Turning to the specific topic of the four shows which The CW has committed to continuing following its purchase by NexStar – All American, All American: Homecoming, Walker, and, of course, Superman & Lois – Schwartz explained, “We went to our partners at CBS and Warner Bros., and we just were like, ‘We’re partners on these things, you sell them randomly around. Here’s our economics…’ We can’t keep losing the amount of money we were on the shows.”
Following this meeting, said the network exec, “Very collaboratively, everyone got together and we pushed these four shows forward.”
Unfortunately for fans, it seems this declaration was not a glimmer of hope but merely a slip of the tongue, as upon realizing he had included Superman & Lois in his ‘potential ongoing production slate’, Schwartz clarified that despite its continued success in the ratings, Warner Bros. Discovery had made it clear that “They don’t want a competing Superman product in the marketplace” when Superman: Legacy hits theaters next year.
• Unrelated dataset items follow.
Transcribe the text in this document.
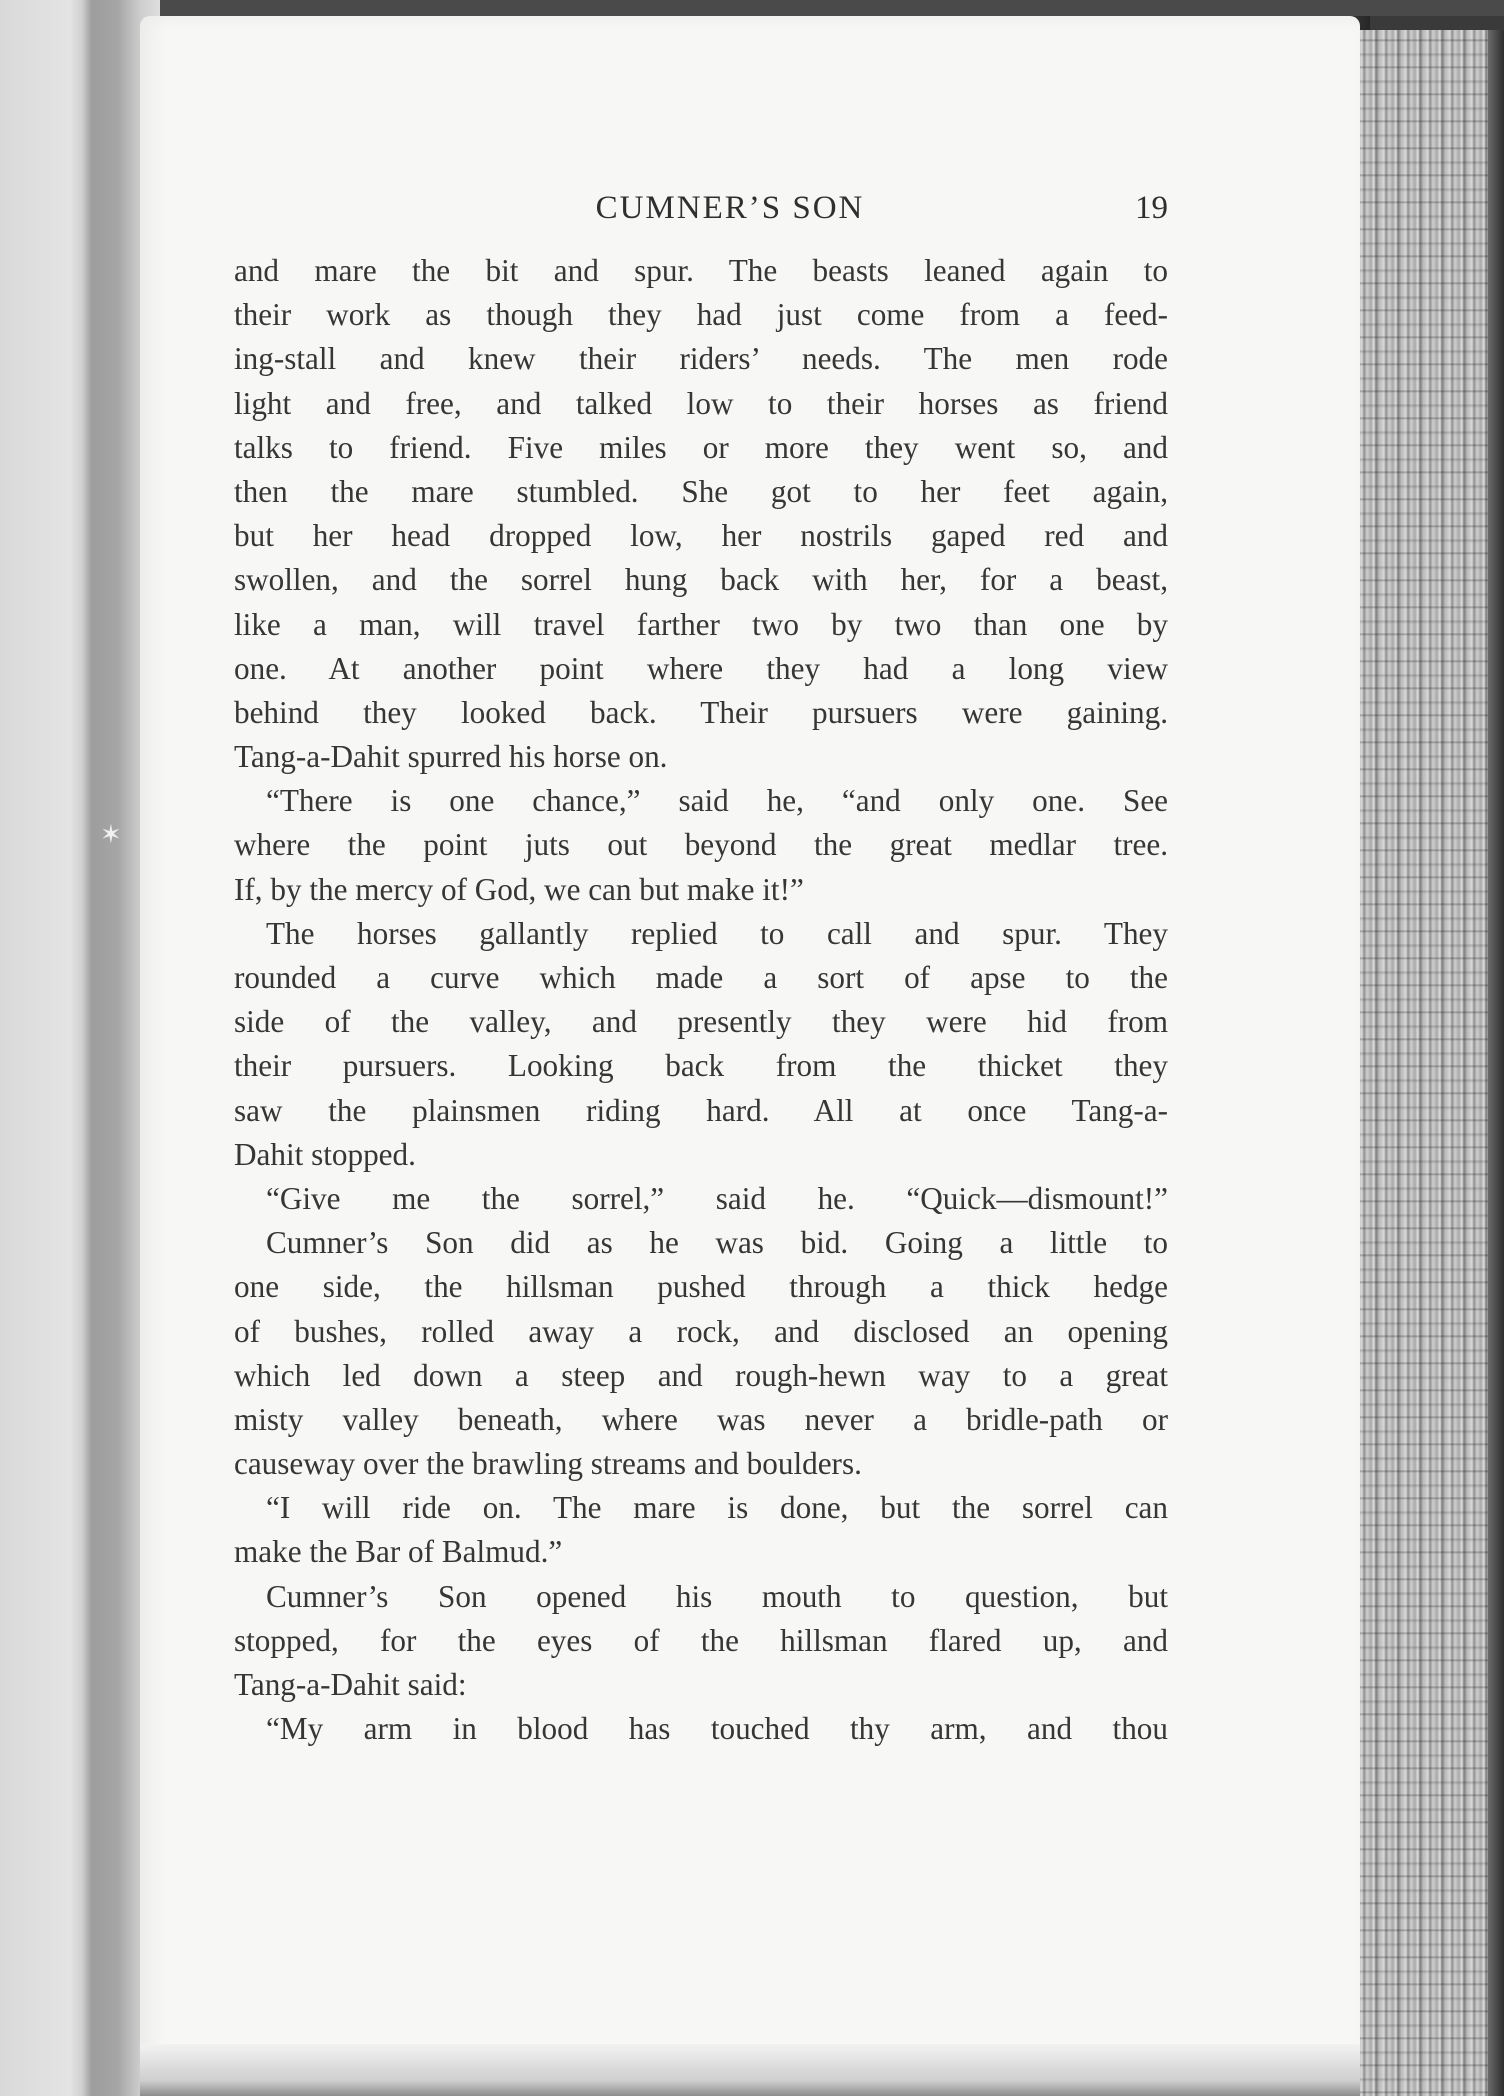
✶
CUMNER’S SON	19
and mare the bit and spur. The beasts leaned again to
their work as though they had just come from a feed-
ing-stall and knew their riders’ needs. The men rode
light and free, and talked low to their horses as friend
talks to friend. Five miles or more they went so, and
then the mare stumbled. She got to her feet again,
but her head dropped low, her nostrils gaped red and
swollen, and the sorrel hung back with her, for a beast,
like a man, will travel farther two by two than one by
one. At another point where they had a long view
behind they looked back. Their pursuers were gaining.
Tang-a-Dahit spurred his horse on.
“There is one chance,” said he, “and only one. See
where the point juts out beyond the great medlar tree.
If, by the mercy of God, we can but make it!”
The horses gallantly replied to call and spur. They
rounded a curve which made a sort of apse to the
side of the valley, and presently they were hid from
their pursuers. Looking back from the thicket they
saw the plainsmen riding hard. All at once Tang-a-
Dahit stopped.
“Give me the sorrel,” said he. “Quick—dismount!”
Cumner’s Son did as he was bid. Going a little to
one side, the hillsman pushed through a thick hedge
of bushes, rolled away a rock, and disclosed an opening
which led down a steep and rough-hewn way to a great
misty valley beneath, where was never a bridle-path or
causeway over the brawling streams and boulders.
“I will ride on. The mare is done, but the sorrel can
make the Bar of Balmud.”
Cumner’s Son opened his mouth to question, but
stopped, for the eyes of the hillsman flared up, and
Tang-a-Dahit said:
“My arm in blood has touched thy arm, and thou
While this reasoning comes across as both ironic and exceedingly thin-skinned on Gunn’s part given the fact that this is the same studio that has not only regularly embraced the multiverse but is still actively developing a ‘separate-from-all-universes’ Joker continuity, whether or not this torpedoing of one of the best live-action interpretations of Big Blue put to screen in years benefits or harms the new DCEU’s box office prospects remains to be seen when Superman: Legacy hits theaters on July 11th, 2025.
Meanwhile, Superman & Lois‘ final season is currently in production.